There is no established technique for their production by the universities. I do not believe that our purpose will be greatly aided by a revolution, great or small, in our course of study. The defense of democracy is not better assured by the establishment of courses on patriotism, even if they could be devised. We deceive ourselves if we believe that the moral qualities we seek will result from added emphasis upon the study of the social sciences, history, or the field of international relations, desirable as such courses may be in themselves. It would be futile as well as dangerous for the university to attempt to impose upon its teachers and students any frozen interpretation of history or politics, no matter how"patriotic" in character. Once the university became the organ of a propaganda demanding the acceptance of this doctrine or that ism, it would have closed its doors to our primary principle, the unhindered search for truth. We must beware that, in seeking to assure the existence of free institutions, we do not destroy their vitality.
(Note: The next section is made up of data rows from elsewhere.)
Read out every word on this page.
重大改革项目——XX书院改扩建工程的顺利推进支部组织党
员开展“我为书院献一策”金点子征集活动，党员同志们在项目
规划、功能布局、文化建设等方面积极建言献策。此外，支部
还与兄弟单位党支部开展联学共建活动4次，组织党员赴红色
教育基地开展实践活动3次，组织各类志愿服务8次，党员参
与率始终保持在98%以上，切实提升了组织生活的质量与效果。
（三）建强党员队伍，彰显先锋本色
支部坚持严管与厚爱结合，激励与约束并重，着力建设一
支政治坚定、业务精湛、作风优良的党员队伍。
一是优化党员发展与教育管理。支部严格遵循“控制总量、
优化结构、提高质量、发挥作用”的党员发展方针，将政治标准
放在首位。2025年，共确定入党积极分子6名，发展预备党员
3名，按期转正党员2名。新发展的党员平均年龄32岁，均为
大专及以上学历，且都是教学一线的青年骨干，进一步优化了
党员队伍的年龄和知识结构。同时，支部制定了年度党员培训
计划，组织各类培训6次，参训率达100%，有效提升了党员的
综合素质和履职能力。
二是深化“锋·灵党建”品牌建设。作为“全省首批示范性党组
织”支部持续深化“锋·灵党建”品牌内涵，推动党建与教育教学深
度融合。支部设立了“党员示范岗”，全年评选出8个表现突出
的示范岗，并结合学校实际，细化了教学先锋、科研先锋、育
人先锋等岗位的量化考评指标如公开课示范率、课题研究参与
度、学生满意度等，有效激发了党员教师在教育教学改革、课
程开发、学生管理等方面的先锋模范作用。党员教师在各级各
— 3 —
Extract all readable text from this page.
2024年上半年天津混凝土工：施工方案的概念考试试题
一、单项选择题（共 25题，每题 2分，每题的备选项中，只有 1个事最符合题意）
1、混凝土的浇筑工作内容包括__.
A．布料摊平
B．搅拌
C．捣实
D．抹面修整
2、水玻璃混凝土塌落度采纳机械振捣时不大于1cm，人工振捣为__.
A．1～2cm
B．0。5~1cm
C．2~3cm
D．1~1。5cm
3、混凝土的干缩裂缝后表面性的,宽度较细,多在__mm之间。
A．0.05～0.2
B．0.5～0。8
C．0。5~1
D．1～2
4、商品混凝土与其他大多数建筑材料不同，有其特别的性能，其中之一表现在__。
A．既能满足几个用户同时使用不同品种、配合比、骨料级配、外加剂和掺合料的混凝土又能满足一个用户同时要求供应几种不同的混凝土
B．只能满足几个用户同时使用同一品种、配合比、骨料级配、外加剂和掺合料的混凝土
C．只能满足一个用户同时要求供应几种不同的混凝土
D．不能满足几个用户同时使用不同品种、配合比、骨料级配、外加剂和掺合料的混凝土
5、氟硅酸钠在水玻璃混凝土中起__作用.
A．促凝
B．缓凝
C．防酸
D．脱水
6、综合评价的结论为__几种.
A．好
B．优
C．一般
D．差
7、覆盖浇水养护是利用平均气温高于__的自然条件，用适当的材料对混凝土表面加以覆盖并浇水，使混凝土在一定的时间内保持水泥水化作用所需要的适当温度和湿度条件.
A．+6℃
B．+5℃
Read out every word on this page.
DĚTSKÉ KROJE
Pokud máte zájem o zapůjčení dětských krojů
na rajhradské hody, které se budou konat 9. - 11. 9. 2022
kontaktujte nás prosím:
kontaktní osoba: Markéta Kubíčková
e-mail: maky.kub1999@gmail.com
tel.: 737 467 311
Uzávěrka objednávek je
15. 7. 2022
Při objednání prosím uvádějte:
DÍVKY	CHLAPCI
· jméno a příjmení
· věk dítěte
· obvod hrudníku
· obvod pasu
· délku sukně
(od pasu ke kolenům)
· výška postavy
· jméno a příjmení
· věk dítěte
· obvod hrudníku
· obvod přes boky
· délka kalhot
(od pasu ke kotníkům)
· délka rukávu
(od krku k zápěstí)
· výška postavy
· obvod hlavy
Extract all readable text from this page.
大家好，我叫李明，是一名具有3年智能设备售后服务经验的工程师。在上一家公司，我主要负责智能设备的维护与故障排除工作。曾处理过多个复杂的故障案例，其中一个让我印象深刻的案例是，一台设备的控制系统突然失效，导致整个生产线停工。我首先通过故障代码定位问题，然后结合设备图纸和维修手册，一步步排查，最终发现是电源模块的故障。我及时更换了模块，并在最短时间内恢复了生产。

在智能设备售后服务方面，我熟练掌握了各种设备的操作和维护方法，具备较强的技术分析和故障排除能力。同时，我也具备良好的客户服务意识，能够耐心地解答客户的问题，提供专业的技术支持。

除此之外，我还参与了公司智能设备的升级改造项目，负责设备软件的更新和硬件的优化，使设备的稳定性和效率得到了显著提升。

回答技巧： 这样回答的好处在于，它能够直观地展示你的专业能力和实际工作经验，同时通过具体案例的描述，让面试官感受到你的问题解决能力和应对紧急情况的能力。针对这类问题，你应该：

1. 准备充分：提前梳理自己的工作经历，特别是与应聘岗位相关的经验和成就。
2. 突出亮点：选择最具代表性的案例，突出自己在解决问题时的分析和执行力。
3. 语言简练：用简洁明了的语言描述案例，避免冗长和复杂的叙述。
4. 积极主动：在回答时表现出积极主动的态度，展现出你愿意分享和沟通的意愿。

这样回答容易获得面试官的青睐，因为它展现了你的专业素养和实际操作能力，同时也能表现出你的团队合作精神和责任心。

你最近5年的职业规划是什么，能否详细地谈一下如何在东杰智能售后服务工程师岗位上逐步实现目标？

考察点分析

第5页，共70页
In meeting its obligation to train men for the defense of democracy the university is not called upon to, nor should it, depart from the maintenance of its traditional ideals. Our duty beckons us rather to an intensified service in behalf of them, to preserve the atmosphere in which those ideals may flourish and not be slighted; to inspire every teacher and student, every course of study, whether in the arts or sciences, with their influence; to inject their spirit into all ourpersonal relationships upon the campus. For while we may not impose specific doctrines in the social, economic, or political fields, we must hold fast to a firm and definite creed: that there is a difference between right and wrong which cannot be destroyed by any negativist philosophy; that there is a distinction between the truth and the lie, between courage and cowardice, between the moral initiative and cynical irresponsibility. We believe that it is part of our university experience to make the distinction and to give effect to it. Such a creed is essential to the fulfilment of the university ideal, whether applied to pure scholarship or to preparation for citizenship, whether in time of emergency or in the days of peace to which we look forward. Through loyalty to this creed we serve in the defense of democracy.